Klassisches Projektmanagement führt oft zu Verspätungen, Budgetüberschreitungen und Abstrichen am Inhalt. Wie es dazu kommt und was Sie dagegen tun können, erfahren Sie auf den folgenden Seiten.

Wie genau kommt es zu diesen Problemen? Der Schlüssel liegt in einer soliden Projektplanung. Wenn man sich nicht bereits im Planungsstadium mit Unsicherheiten befasst, kann das erhebliche Auswirkungen auf die Projektleistung haben. Wobei eine solide Projektplanung nicht heißt, dass man noch genauer plant. Doch was, wenn das Projekt bereits läuft? Welche Faktoren können uns daran hindern, unsere Projekte termingerecht fertigzustellen? Critical-Chain-Projektmanagement (CCPM) lehrt uns, dass während der Projektumsetzung vor allem drei Effekte die Leistung negativ beeinflussen.

Drei Effekte können den Erfolg bzw. die Leistung eines Projekts negativ beeinflussen.
Drei Effekte können den Erfolg bzw. die Leistung eines Projekts negativ beeinflussen.
Foto: Tashatuvango - shutterstock.com

Gefahr für den Projektplan: Das Studentensyndrom

Das Studentensyndrom bezeichnet die Tendenz, Aufgaben erst auf den letzten Drücker zu erledigen – im Volksmund auch „Aufschieberitis“ genannt. Dies kann zu einem echten Problem werden, wenn ein Projekt aus zahlreichen Vorgängen besteht und jeder Vorgang eine eigene Sicherheit hat. Wenn ein Projektmanager die Arbeit an seiner Aufgabe erst im allerletzten Moment beginnt, wird der Zeitpuffer des Vorganges schon vollständig aufgebraucht sein, bevor die Bearbeitung überhaupt begonnen hat. Kommt es dann zu unerwarteten Verzögerungen, werden diese den Liefertermin des Projektes direkt beeinträchtigen.

Das Studentensyndrom ist einer der Hauptgründe, weswegen CCPM uns lehrt, nicht jedem einzelnen Projektschritt eine Sicherheit zu gestatten. Stattdessen sollen die Zeitschätzungen für die einzelnen Vorgänge gekürzt werden. Wenn Projektmitarbeiter sich nicht sicher sind, ob sie eine Aufgabe rechtzeitig erledigen können, trauen sie sich nicht Zeit zu verschwenden. Trotzdem sollen die Kürzungen natürlich im Rahmen des Machbaren bleiben. Zum einen sind die Angaben nur "Schätzungen", schließlich weiß man nie wie lange eine Aufgabe wirklich dauert. Kürzt man die Zeitschätzungen so sehr, dass eine termingerechte Erledigung vollkommen unmöglich scheint, erzeugt das schnell den entgegengesetzten Effekt und wirkt demotivierend.

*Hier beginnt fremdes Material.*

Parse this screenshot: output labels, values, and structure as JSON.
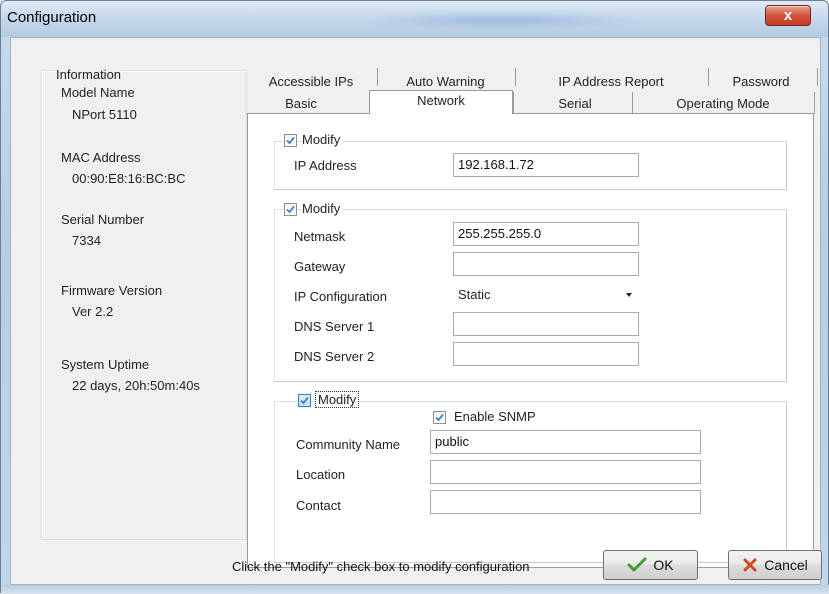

Indem die einzelnen Vorgänge angemessen gekürzt werden und die so gewonnene Zeit gebündelt wird, schafft Critical-Chain-Projektmanagement einen einzelnen, großen Zeitpuffer am Ende des Projektes, der nun jeder Aufgabe zur Verfügung steht. Dadurch wird der Einfluss des Studentensyndroms bedeutend verringert. Zudem wird es viel einfacher, die wahren Auswirkungen von Verspätungen auf die kritische Kette und auf die Fertigstellung des Projektes insgesamt zu erkennen.

Überlastete Projektmanager: Das Multitasking

Multitasking ist ohne Zweifel die größte Bedrohung in der Projektumgebung. Der Begriff Multitasking hat einen positiven Klang: Ein multitaskingfähiger Prozessor ist toll. Ein Manager, der viele Baustellen gleichzeitig im Blick hat und betreut, ist ein guter Manager. Auch in der scherzhaften Aussage, dass Frauen besonders multitaskingfähig sind, ist der Begriff positiv besetzt. Wer Multitasking als Belastung erlebt, an dieser Belastung leidet, durch sie seine Leistungsfähigkeit verliert, durch sie ausbrennt und erkrankt, war eben nicht stark genug für die Welt und für diese Aufgabe nicht geeignet. Ein neuer Mitarbeiter mit frischer Energie nimmt die Stelle ein - bis diesen ein ähnliches Schicksal ereilt.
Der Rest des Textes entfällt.